No. lmbench doesn't appear to test UDP socket local throughput.
> You are overlooking the flexibility that already exists in IP based
> transports as an advantage; the fact that you can make them
> distributed instead of localized with a simple addressing change
> is a very powerful abstraction.
True. On the other hand, the same could be said about unicast IP
sockets vs unix sockets. Unix sockets exist for a reason, and I'm
simply proposing to extend them.
>>userspace, multicast unix would be *simple* to use, as in totally
> You could implement the abstraction in user space as a library today by
> having some server that muxes to several registered clients.
This is what we have now, though with a suboptimal solution (we
inherited it from another group). The disadvantage with this is that it
adds a send/schedule/receive iteration. If you have a small number of
listeners this can have a large effect percentage-wise on your messaging
cost. The kernel approach also cuts the number of syscalls required by
a factor of two compared to the server-based approach.
> So whats the addressing scheme for multicast unix? Would it be a
> reserved path?
Actually I was thinking it could be arbitrary, with a flag in the unix
part of struct sock saying that it was actually a multicast address.

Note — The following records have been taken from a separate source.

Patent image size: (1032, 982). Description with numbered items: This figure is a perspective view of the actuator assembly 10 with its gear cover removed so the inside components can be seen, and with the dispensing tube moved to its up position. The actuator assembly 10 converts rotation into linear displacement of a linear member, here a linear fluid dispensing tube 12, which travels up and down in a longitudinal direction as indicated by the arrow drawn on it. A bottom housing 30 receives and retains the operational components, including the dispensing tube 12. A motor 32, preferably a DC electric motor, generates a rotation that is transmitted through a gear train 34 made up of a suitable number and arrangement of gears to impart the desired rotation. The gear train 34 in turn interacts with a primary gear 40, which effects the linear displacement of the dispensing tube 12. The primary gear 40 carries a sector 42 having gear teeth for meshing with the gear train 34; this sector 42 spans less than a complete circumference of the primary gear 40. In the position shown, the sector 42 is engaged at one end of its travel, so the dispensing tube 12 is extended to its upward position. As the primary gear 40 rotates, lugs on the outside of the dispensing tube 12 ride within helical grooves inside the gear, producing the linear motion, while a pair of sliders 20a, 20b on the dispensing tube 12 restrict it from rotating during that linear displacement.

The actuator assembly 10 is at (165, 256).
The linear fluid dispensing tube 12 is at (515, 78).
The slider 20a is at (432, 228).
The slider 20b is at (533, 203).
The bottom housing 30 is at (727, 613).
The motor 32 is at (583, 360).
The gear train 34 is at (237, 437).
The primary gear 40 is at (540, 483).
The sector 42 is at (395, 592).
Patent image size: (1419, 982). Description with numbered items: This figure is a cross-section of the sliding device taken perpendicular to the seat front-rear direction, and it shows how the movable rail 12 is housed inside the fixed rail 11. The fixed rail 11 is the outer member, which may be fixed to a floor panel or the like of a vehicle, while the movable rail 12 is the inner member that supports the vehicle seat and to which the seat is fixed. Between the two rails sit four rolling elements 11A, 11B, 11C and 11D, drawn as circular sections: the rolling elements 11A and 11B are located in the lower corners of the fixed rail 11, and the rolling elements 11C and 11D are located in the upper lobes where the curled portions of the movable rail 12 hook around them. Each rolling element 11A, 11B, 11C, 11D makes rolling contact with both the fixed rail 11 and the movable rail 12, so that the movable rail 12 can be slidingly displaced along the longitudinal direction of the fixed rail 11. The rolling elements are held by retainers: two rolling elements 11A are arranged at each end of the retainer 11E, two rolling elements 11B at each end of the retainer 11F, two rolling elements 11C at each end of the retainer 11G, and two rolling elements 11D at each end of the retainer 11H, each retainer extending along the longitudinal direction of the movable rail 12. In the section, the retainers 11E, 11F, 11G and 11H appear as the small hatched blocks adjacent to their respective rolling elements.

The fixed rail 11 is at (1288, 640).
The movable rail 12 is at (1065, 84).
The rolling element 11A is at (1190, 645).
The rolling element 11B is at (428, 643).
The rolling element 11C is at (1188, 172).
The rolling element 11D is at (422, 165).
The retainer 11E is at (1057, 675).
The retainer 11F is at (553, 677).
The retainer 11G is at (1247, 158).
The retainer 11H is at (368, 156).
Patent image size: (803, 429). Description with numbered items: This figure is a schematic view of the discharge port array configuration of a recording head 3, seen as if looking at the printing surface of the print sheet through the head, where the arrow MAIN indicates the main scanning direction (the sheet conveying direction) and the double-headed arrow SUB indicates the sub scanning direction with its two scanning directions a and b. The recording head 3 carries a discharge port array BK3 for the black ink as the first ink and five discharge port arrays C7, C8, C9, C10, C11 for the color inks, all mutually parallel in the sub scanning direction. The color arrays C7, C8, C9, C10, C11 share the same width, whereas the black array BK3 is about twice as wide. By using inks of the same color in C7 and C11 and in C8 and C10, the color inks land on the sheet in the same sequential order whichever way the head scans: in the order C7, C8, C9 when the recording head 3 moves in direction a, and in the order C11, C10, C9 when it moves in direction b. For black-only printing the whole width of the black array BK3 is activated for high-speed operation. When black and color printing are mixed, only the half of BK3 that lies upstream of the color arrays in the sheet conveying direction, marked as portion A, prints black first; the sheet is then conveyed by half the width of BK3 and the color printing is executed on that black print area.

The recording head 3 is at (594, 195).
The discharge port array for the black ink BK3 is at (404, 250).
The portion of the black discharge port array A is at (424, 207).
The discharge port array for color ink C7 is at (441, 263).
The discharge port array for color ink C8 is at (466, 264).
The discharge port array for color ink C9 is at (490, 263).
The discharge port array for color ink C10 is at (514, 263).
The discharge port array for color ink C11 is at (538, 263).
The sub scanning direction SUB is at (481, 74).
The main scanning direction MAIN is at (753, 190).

The api would be something like the IP multicast one, where you get and
bind a normal socket and then use setsockopt to attach yourself to one
or more of multicast addresses. A given address could be multicast or
not, but they would reside in the same namespace and would collide as
currently happens. The only way to create a multicast address would be
the setsockopt call--if the address doesn't already exist a socket would
be created by the kernel and bound to the desired address.
To see if its feasable I've actually coded up a proof-of-concept that
seems to do fairly well. I tested it with a process sending an 8-byte
packet containing a timestamp to three listeners, who checked the time
on receipt and printed out the difference.
For comparison I have two different userspace implementations, one with
a server process (very simple for test purposes) and the other using an
mmap'd file to store which process is listening to what messages.
The timings (in usec) for the delays to each of the listeners were as
follows on my duron 750:
userspace server: 104 133 153
userspace no server: 72 111 138
kernelspace: 60 91 113
As you can see, the kernelspace code is the fastest and since its in the
kernel it can be written to avoid being scheduled out while holding
locks which is hard to avoid with the no-server userspace option.
If this sounds at all interesting I would be glad to post a patch so you
could shoot holes in it, otherwise I'll continue working on it privately.